Work Text:
0.
“A funeral ,” Lardo says flatly, a statement, not a question. It’d been a question the first ten times she’d repeated it, but it’s becoming less confused and more judgemental the more she says it.
“Uh,” Shitty says. “Yes?” Which had definitely started out as a statement but is becoming less confident and more ashamed the more he says it. “Well, a wake. The funeral’s immediate family only.”
Lardo pauses, probably mulling things over in her head. Either that or questioning why she’d ever become friends with Shitty in the first place. Not like Shitty could blame her either way. “And it’s… whose wake?”
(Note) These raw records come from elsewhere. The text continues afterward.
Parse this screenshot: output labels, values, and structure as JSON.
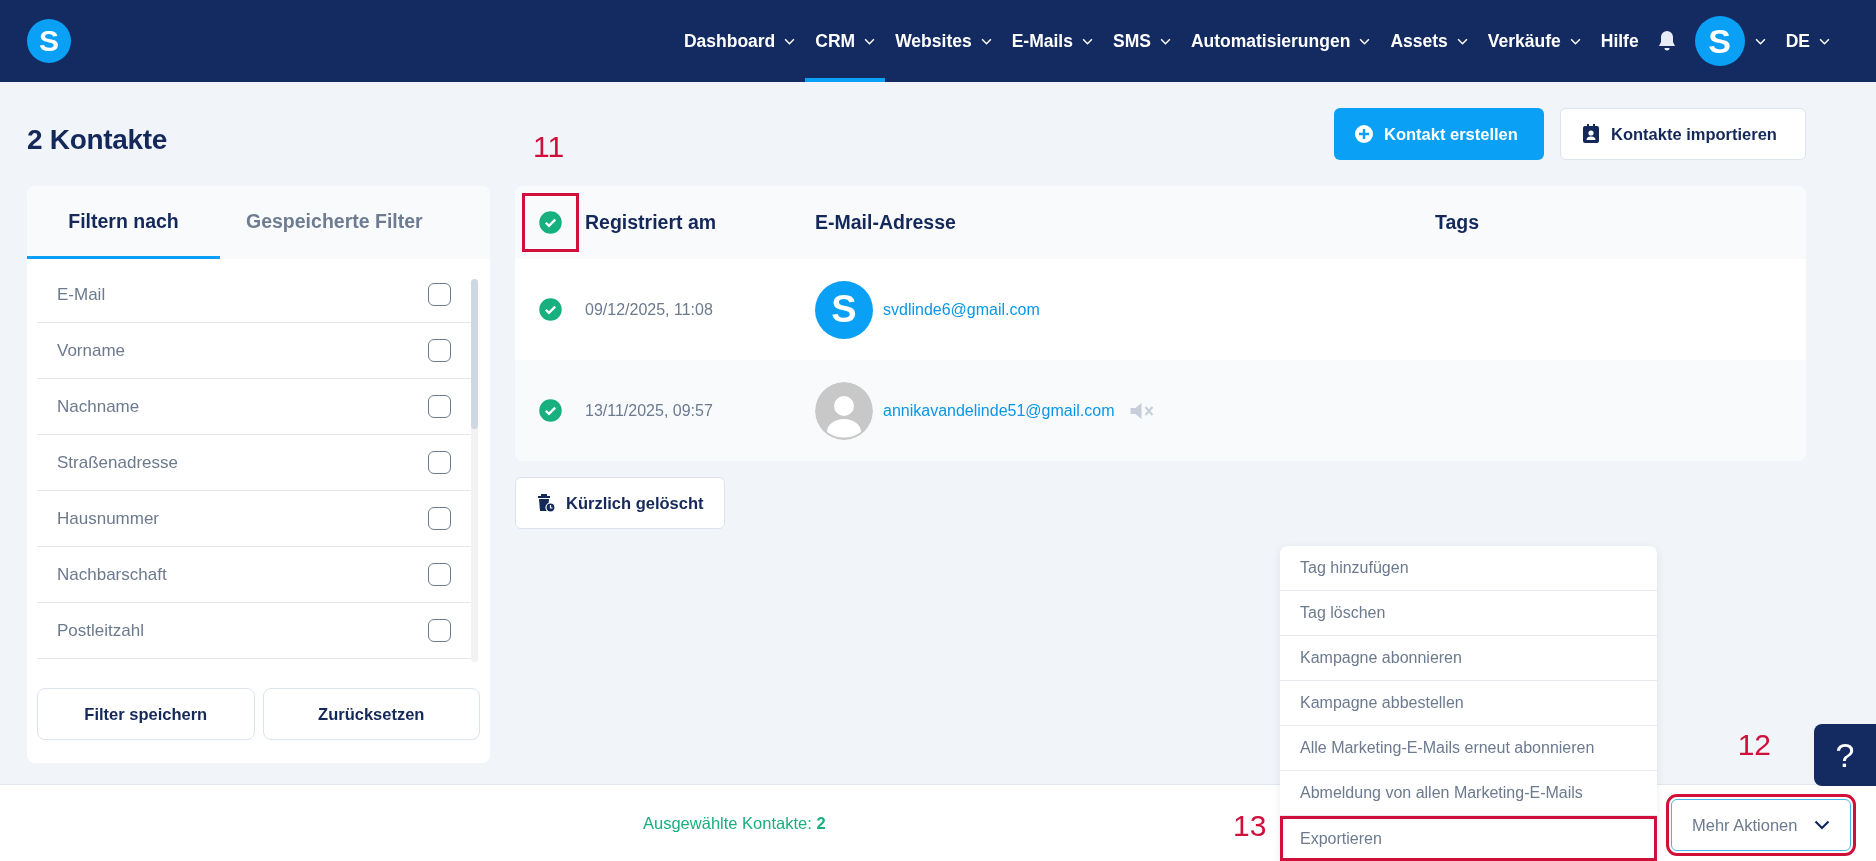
{
  "header": {
    "logo": "S",
    "nav": [
      {
        "label": "Dashboard",
        "dropdown": true,
        "selected": false
      },
      {
        "label": "CRM",
        "dropdown": true,
        "selected": true
      },
      {
        "label": "Websites",
        "dropdown": true,
        "selected": false
      },
      {
        "label": "E-Mails",
        "dropdown": true,
        "selected": false
      },
      {
        "label": "SMS",
        "dropdown": true,
        "selected": false
      },
      {
        "label": "Automatisierungen",
        "dropdown": true,
        "selected": false
      },
      {
        "label": "Assets",
        "dropdown": true,
        "selected": false
      },
      {
        "label": "Verkäufe",
        "dropdown": true,
        "selected": false
      },
      {
        "label": "Hilfe",
        "dropdown": false,
        "selected": false
      }
    ],
    "avatar": "S",
    "language": "DE"
  },
  "title": "2 Kontakte",
  "actions": [
    {
      "label": "Kontakt erstellen",
      "kind": "primary"
    },
    {
      "label": "Kontakte importieren",
      "kind": "secondary"
    }
  ],
  "filter_panel": {
    "tabs": [
      {
        "label": "Filtern nach",
        "selected": true
      },
      {
        "label": "Gespeicherte Filter",
        "selected": false
      }
    ],
    "items": [
      {
        "label": "E-Mail",
        "checked": false
      },
      {
        "label": "Vorname",
        "checked": false
      },
      {
        "label": "Nachname",
        "checked": false
      },
      {
        "label": "Straßenadresse",
        "checked": false
      },
      {
        "label": "Hausnummer",
        "checked": false
      },
      {
        "label": "Nachbarschaft",
        "checked": false
      },
      {
        "label": "Postleitzahl",
        "checked": false
      }
    ],
    "buttons": [
      "Filter speichern",
      "Zurücksetzen"
    ]
  },
  "table": {
    "select_all_checked": true,
    "columns": [
      "Registriert am",
      "E-Mail-Adresse",
      "Tags"
    ],
    "rows": [
      {
        "checked": true,
        "date": "09/12/2025, 11:08",
        "avatar": {
          "kind": "letter",
          "letter": "S"
        },
        "email": "svdlinde6@gmail.com",
        "muted": false
      },
      {
        "checked": true,
        "date": "13/11/2025, 09:57",
        "avatar": {
          "kind": "silhouette"
        },
        "email": "annikavandelinde51@gmail.com",
        "muted": true
      }
    ]
  },
  "recently_deleted": "Kürzlich gelöscht",
  "menu": {
    "items": [
      "Tag hinzufügen",
      "Tag löschen",
      "Kampagne abonnieren",
      "Kampagne abbestellen",
      "Alle Marketing-E-Mails erneut abonnieren",
      "Abmeldung von allen Marketing-E-Mails",
      "Exportieren"
    ]
  },
  "help": "?",
  "footer": {
    "selected_label": "Ausgewählte Kontakte:",
    "selected_count": "2",
    "more_actions": "Mehr Aktionen"
  },
  "annotations": [
    {
      "label": "11"
    },
    {
      "label": "12"
    },
    {
      "label": "13"
    }
  ]
}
“My great Uncle Bartholomew,” Shitty says.
“Bartholomew,” Lardo repeats. “And that’s who you’re -.”
Shitty cuts her off, holding up a hand. “We promised never to speak of that,” he reminds, simultaneously impressed, aroused, and pissed as hell that Lardo had managed to get him drunk enough to spill his real first name. “But yes.”
“Sorry, dude,” she says, holding her hand out for an apologetic fistbump. “Guess I’m still a little distracted by the fact that you just asked me to attend your great Uncle Bartholomew’s wake as your fake girlfriend.”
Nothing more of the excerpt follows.